Tıpkı Gaziantep BŞB Bşk. AKP'li F. Şahin gibi.

*

1932 yılında okuyucu ile buluşan Brave New World, Aldous Huxley'in bir romanı, magnum opus'udur. 

Romanın kurgusu Londra'da 26. yüzyılda geçmektedir ve distopik bir atmosfer mevcuttur.

1949 tarihli Bin Dokuz Yüz Seksen Dört, İngiliz yazar George Orwell tarafından kaleme alınmış olan alegorik, distopik ve politik bir romandır.

Romanın hikâyesi distopik bir dünyada geçer.

Distopya romanlarının en ünlülerindendir.

Özellikle kitapta tanımlanan Big Brother kavramı günümüzde de sıklıkla kullanılmaktadır.

1989'da yayınlanan. Ralph Epperson'un "Yeni Dünya Düzeni" adlı kitabında ise yakın gelecek için öngörülenler şunlardır:

-Eşcinsel evlilikler yasallaşacak

-Çocukları devlet büyütecek

-Boşanmalar çoğalacak

-Tek eşli evlilik ortadan kalkacak

-Özel mülkiyet kalkacak

-Dinler ortadan kalkacak diyor.

Birileri hâlâ komplo teorisi demeye devam etsin, bunların %80'i şimdiden gerçekleşti...

2028'de geri dönülmez eşik aşılmış olacak.

*

Dünya Bankası, 2028 yılına kadar Türkiye'ye vereceği krediyi ne karşılığında vereceğini detaylarıyla açıkladı.

-İklim değişikliğine karşı alınacak önlemler (karbon ayak izi, karbon vergisi, yeşil dönüşüm).

-Gıda güvencesi ve iklime uygun tarımın teşvik edilmesi. (Hibrit gıda, endüstriyel tarım, yapay (sahte) et ve gıdaların yaygınlaştırılması.

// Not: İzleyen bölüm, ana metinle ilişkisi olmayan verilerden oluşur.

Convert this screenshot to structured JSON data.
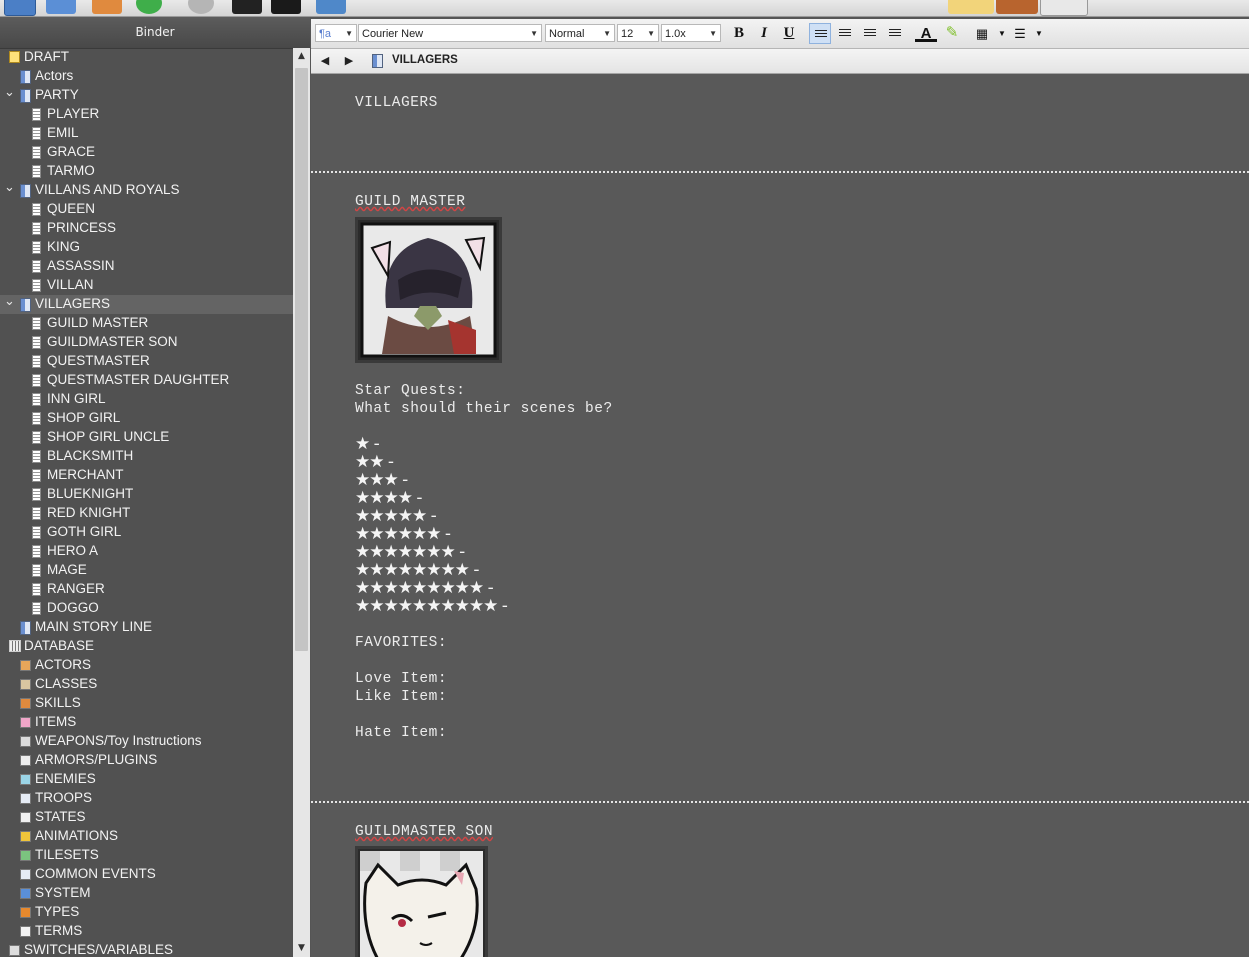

-Kadınlar, gençler ve KIRILGAN GRUPLAR (LGBT) için şartların iyileştirilmesi (İstanbul sözleşmesi, LGBT ve aileyi yıkan kanunların uygulanmasına devam!).

-Dijital teknoloji altyapısının yaygınlaştırılması (post-dijital sosyalizm-diktatörlük, kripto para, sosyal kredi sistemi, tek dünya hükûmeti).

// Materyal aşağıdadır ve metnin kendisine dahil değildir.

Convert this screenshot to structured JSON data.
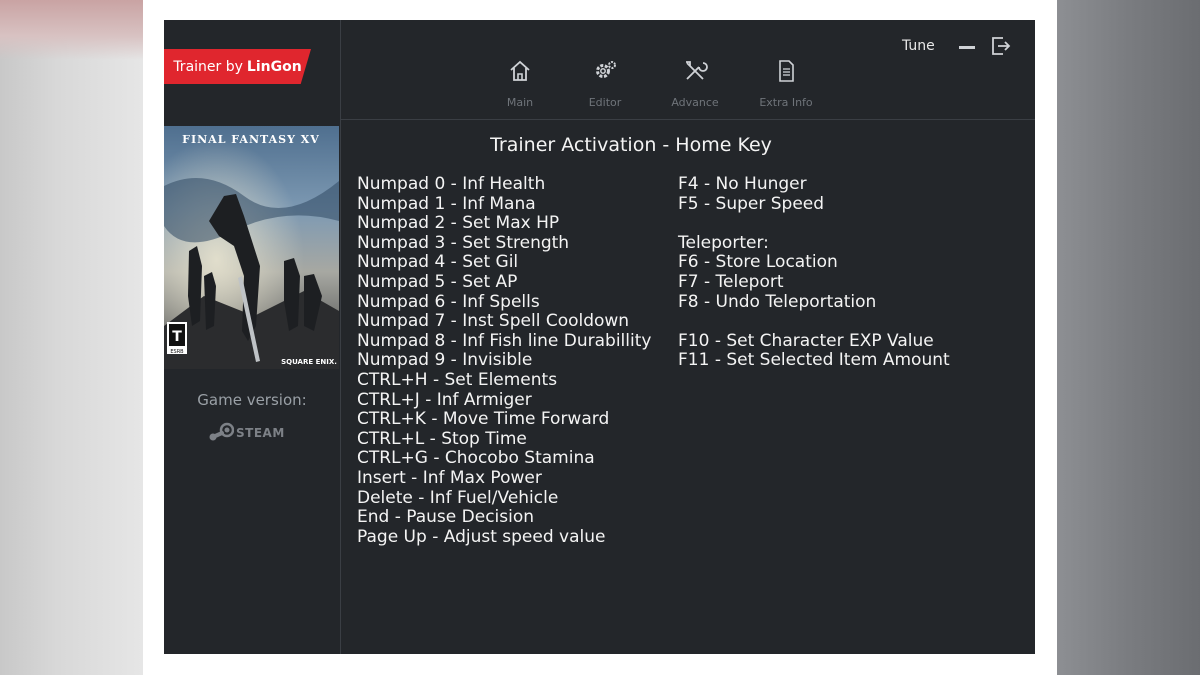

-İklime dirençli kentleşmenin hızlandırılması (rezerv alan, 15 dakikalık şehirler, özel mülkiyetsizlik, kişisel özgürlüklerin kısıtlanması).

-Türkiye ekonomisinin küresel değerler zinciriyle bütünleştirilmesi.

(küresel kutuplu tek dünya devleti, dinler arası diyalog, DSÖ, FAO, HABITAT, UNICEF gibi kurumlara biat edilmesi, TC Devletinin fiilen yok olması).

https://www.worldbank.org/tr/news/press-release/2024/04/08/new-world-bank-group-partnership-framework-for-turkiye-to-focus-on-productivity-growth-jobs-and-resilience.print

Dünya Bankası'ndan kredi aldık diye sevinen sıvılılar utanır mı, uyanır mı?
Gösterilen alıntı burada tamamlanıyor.